Akif’i ve İstiklal marşını yeniden bu ruhla bir kez daha hep birlikte, İstiklal Marşı’mızın kabulünün 100. yılında okuyalım.
Korkma, sönmez bu şafaklarda yüzen al sancak;
Sönmeden yurdumun üstünde tüten en son ocak.
O benim milletimin yıldızıdır, parlayacak;
O benimdir, o benim milletimindir ancak.
Çatma, kurban olayım, çehreni ey nazlı hilâl!
Kahraman ırkıma bir gül! Ne bu şiddet, bu celâl.
Sana olmaz dökülen kanlarımız sonra helâl
Hakkıdır, Hakk´a tapan, milletimin istiklâl!
Ben ezelden beridir hür yaşadım, hür yaşarım.
Hangi çılgın bana zincir vuracakmış. Şaşarım!
Kükremiş sel gibiyim, bendimi çiğner, aşarım.
Yırtarım dağları, enginlere sığmam, taşarım.
Garbın âfâkını sarmışsa çelik zırhlı duvar,
Benim îman dolu göğsüm gibi serhaddim var.
Ulusun, korkma!
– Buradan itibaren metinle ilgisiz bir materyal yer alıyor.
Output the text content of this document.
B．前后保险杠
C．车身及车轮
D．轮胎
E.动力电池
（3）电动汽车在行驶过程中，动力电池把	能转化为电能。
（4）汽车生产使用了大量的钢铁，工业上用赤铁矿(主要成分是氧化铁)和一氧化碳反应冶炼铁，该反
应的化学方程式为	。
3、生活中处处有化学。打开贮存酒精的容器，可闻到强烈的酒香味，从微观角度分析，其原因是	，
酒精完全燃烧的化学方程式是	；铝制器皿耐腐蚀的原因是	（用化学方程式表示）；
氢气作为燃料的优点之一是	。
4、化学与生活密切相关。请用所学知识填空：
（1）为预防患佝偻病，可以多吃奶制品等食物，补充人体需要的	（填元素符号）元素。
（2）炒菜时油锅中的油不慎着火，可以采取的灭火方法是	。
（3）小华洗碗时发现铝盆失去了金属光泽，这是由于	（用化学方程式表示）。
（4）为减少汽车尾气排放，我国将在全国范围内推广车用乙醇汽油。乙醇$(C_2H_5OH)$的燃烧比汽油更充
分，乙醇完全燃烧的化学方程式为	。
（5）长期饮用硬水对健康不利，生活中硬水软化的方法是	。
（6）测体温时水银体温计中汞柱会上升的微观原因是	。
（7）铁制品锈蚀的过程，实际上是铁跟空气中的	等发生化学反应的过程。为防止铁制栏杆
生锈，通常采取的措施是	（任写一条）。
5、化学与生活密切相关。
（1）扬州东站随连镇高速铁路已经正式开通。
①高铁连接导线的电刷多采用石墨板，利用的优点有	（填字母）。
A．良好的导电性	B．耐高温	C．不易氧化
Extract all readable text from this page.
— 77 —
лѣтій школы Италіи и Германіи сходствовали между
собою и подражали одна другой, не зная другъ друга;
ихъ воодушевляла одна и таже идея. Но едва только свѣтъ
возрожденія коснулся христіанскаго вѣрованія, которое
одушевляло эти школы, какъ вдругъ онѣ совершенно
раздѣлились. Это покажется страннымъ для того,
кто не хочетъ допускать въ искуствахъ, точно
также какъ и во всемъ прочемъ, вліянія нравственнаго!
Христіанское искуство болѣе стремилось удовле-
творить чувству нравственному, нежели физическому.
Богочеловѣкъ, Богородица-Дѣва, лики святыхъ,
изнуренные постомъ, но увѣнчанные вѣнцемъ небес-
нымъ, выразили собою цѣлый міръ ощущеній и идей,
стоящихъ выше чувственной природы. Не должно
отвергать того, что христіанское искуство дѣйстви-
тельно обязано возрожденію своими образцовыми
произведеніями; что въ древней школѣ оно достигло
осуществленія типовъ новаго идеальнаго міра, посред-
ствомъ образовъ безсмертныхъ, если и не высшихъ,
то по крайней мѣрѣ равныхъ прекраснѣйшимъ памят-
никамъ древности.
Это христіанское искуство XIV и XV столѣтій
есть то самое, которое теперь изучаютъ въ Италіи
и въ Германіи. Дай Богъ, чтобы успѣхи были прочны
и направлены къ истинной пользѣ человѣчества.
Nasıl böyle bir imanı boğar,
"Medeniyyet!" dediğin tek dişi kalmış canavar.
Arkadaş! Yurduma alçakları uğratma, sakın.
Siper et gövdeni, dursun bu hayâsızca akın.
Doğacaktır sana va´dettiği günler Hakkı´ın
Kim bilir, belki yarın, belki yarından da yakın.
Bastığın yerleri "toprak!" diyerek geçme, tanı:
Düşün altındaki binlerce kefensiz yatanı.
Sen şehit oğlusun, incitme, yazıktır, atanı:
Verme, dünyaları alsan da, bu cennet vatanı.
Kim bu cennet vatanın uğruna olmaz ki fedâ.
Şühedâ fışkıracak toprağı sıksan, şühedâ!
Cânı, cânânı, bütün varımı alsın da Hüdâ,
Etmesin tek vatanımdan beni dünyada cüdâ.
Ruhumun senden, İlâhi, şudur ancak emeli:
Değmesin mabedimin göğsüne nâmahrem eli.
Bu ezanlar - ki şahâdetleri dinin temeli -
Ebedî yurdumun üstünde benim inlemeli.
O zaman vecd ile bin secde eder - varsa - taşım,
Her cerîhamdan, İlâhi, boşanıp kanlı yaşım,
Fışkırır ruh-i mücerred gibi yerden na´şım;
O zaman yükselerek arşa değer belki başım.
Dalgalan sen de şafaklar gibi ey şanlı hilâl!
Olsun artık dökülen kanlarımın hepsi helâl.
Ebediyyen sana yok, ırkıma yok izmihlâl:
Hakkıdır, hür yaşamış, bayrağımın hürriyet;
Hakkıdır, Hakk´a tapan, milletimin istiklâl!